À 12 mois, le trafic Google Maps cumulé des trois boutiques est passé de 1 240 sessions mensuelles à 3 850. Les fiches sont actives, les avis remontent régulièrement, et les pages magasin du site reçoivent maintenant un trafic organique propre, sans dépendance Ads, sur des requêtes locales à fort intent.
Les trois premiers mois ont été plats, le temps que les refontes GBP soient digérées par Google et que les premiers nouveaux avis tombent.
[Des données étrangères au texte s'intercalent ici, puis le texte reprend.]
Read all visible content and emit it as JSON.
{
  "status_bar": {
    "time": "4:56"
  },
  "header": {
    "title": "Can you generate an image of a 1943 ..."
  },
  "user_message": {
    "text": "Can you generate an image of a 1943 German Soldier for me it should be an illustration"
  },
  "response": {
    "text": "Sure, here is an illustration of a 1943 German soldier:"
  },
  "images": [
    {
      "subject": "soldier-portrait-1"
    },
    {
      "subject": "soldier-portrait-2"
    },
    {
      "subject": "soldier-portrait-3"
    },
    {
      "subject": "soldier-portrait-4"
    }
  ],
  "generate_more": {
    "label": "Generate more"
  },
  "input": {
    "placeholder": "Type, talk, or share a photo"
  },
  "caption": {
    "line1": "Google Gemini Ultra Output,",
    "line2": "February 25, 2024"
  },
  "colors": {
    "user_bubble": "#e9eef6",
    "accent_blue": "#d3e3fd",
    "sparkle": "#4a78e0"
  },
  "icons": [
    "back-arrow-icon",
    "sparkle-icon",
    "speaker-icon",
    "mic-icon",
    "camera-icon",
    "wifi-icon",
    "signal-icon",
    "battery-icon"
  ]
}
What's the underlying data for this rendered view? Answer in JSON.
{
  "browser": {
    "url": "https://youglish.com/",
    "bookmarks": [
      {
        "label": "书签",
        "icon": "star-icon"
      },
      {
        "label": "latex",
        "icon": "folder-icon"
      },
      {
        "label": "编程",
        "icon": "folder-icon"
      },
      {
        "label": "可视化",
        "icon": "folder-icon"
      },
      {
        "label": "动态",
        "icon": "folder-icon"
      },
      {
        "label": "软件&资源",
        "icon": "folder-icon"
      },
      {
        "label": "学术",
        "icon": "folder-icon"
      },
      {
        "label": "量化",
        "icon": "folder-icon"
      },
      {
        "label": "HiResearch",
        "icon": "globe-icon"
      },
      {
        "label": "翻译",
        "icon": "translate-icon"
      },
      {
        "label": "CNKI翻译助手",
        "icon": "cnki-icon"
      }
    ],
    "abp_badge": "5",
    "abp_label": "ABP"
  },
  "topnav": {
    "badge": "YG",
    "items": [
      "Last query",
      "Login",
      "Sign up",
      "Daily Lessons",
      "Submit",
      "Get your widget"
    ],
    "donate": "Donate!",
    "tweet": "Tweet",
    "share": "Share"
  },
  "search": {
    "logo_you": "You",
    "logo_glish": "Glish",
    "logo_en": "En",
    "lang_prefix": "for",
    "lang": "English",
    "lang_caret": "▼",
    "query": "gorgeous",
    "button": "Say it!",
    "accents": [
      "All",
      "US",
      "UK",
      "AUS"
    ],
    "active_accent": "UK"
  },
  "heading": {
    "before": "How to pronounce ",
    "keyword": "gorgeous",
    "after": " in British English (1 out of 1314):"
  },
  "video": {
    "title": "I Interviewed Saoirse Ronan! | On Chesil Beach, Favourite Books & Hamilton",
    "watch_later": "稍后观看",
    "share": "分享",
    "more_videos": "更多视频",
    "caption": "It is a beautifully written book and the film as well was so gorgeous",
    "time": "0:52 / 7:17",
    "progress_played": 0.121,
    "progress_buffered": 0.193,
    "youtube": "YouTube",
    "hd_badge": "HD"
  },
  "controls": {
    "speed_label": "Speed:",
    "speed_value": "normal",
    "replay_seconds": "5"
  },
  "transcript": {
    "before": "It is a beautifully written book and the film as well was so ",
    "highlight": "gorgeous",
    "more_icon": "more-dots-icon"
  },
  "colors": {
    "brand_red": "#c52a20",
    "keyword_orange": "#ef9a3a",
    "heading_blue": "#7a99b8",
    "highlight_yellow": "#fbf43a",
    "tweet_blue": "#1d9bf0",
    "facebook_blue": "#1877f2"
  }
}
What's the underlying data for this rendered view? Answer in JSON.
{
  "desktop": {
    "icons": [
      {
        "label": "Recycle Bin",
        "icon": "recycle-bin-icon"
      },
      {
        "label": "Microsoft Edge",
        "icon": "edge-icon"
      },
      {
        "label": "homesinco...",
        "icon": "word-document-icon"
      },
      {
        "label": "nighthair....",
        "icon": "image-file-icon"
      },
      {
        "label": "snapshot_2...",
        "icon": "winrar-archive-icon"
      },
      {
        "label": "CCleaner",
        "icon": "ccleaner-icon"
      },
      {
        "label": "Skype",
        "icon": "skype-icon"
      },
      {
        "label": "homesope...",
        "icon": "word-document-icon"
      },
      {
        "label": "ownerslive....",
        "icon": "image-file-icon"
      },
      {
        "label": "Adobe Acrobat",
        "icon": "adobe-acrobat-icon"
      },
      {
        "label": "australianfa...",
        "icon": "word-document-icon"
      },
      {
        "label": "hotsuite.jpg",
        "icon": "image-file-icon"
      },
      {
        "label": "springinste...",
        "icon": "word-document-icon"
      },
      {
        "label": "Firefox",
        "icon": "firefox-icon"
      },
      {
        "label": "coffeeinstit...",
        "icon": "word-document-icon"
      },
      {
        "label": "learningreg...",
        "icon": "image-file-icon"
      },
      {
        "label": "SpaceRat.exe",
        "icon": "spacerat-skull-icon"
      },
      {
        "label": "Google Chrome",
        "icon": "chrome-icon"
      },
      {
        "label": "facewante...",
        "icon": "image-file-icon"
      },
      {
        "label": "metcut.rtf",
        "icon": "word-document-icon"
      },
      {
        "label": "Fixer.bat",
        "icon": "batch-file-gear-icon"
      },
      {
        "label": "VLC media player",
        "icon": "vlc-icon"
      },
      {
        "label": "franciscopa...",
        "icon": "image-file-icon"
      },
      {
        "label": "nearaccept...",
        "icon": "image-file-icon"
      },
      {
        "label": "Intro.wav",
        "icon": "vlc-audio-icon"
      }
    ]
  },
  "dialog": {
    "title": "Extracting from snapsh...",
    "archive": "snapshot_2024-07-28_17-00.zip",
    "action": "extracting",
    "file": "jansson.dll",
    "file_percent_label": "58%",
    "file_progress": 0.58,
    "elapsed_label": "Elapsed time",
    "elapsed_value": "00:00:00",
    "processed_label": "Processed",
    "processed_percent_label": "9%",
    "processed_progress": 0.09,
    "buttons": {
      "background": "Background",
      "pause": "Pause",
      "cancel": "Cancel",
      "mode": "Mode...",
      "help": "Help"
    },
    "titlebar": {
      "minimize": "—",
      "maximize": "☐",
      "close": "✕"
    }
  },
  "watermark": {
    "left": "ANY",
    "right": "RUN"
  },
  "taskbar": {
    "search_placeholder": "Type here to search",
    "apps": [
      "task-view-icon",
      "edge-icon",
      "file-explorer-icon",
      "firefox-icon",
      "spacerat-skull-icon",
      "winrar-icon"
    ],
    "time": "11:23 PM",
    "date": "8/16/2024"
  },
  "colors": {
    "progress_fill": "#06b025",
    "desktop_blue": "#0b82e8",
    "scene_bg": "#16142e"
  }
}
À partir du quatrième mois, la courbe a accéléré franchement, avec un pic en septembre qui correspond au retour des Parisiens et à la rentrée des consommateurs réguliers. Le palier de fin d'année autour de 3 850 sessions mensuelles tient sur trois mois consécutifs au moment du rapport.
L'indicateur le plus actionnable en SEO local est la demande d'itinéraire, qui matérialise une intention de visite immédiate. Le volume mensuel est passé de 78 à 278, ce qui équivaut à environ 6 nouvelles visites en magasin par jour générées par Google Maps. Sur la base d'un panier moyen Atelier Saveurs à 31 euros, l'impact business est tangible.
Le travail sur les avis a porté autant sur la quantité que sur la note moyenne. Les trois fiches sont passées de 42 avis cumulés à 287, avec une note moyenne consolidée de 4,7 sur 5. Le workflow de réponse client systématique a aussi amélioré la perception côté Google, qui valorise les fiches qui répondent.
Le travail SEO local a eu deux effets de bord positifs. D'une part, sur les requêtes locales que l'enseigne continue de payer en Ads (intent commercial fort, type « livraison épicerie Paris 11 »), le score qualité Google a remonté grâce au signal d'autorité GBP, ce qui a baissé le CPC moyen de 18 pour cent sur ces campagnes ciblées. D'autre part, des entrées spontanées en magasin évoquent maintenant régulièrement Google Maps comme source de découverte (notées au point de vente sur un échantillon mensuel), preuve d'une notoriété de quartier qui s'installe sur le canal organique.
Le budget Google Ads mensuel a été ramené à 4 200 euros sur la même période, soit une économie de 3 800 euros par mois pour un trafic en magasin équivalent. Sur 12 mois, l'impact net cumulé sur la marge brute est estimé à 46 000 euros, avec une dépendance acquisition réduite sur le canal Ads. Margaux Beauchamp évoque maintenant Google Maps comme un canal de croissance pérenne plutôt que comme une dépendance, ce qui change radicalement la stratégie d'expansion à 18 mois pour ouvrir une quatrième boutique.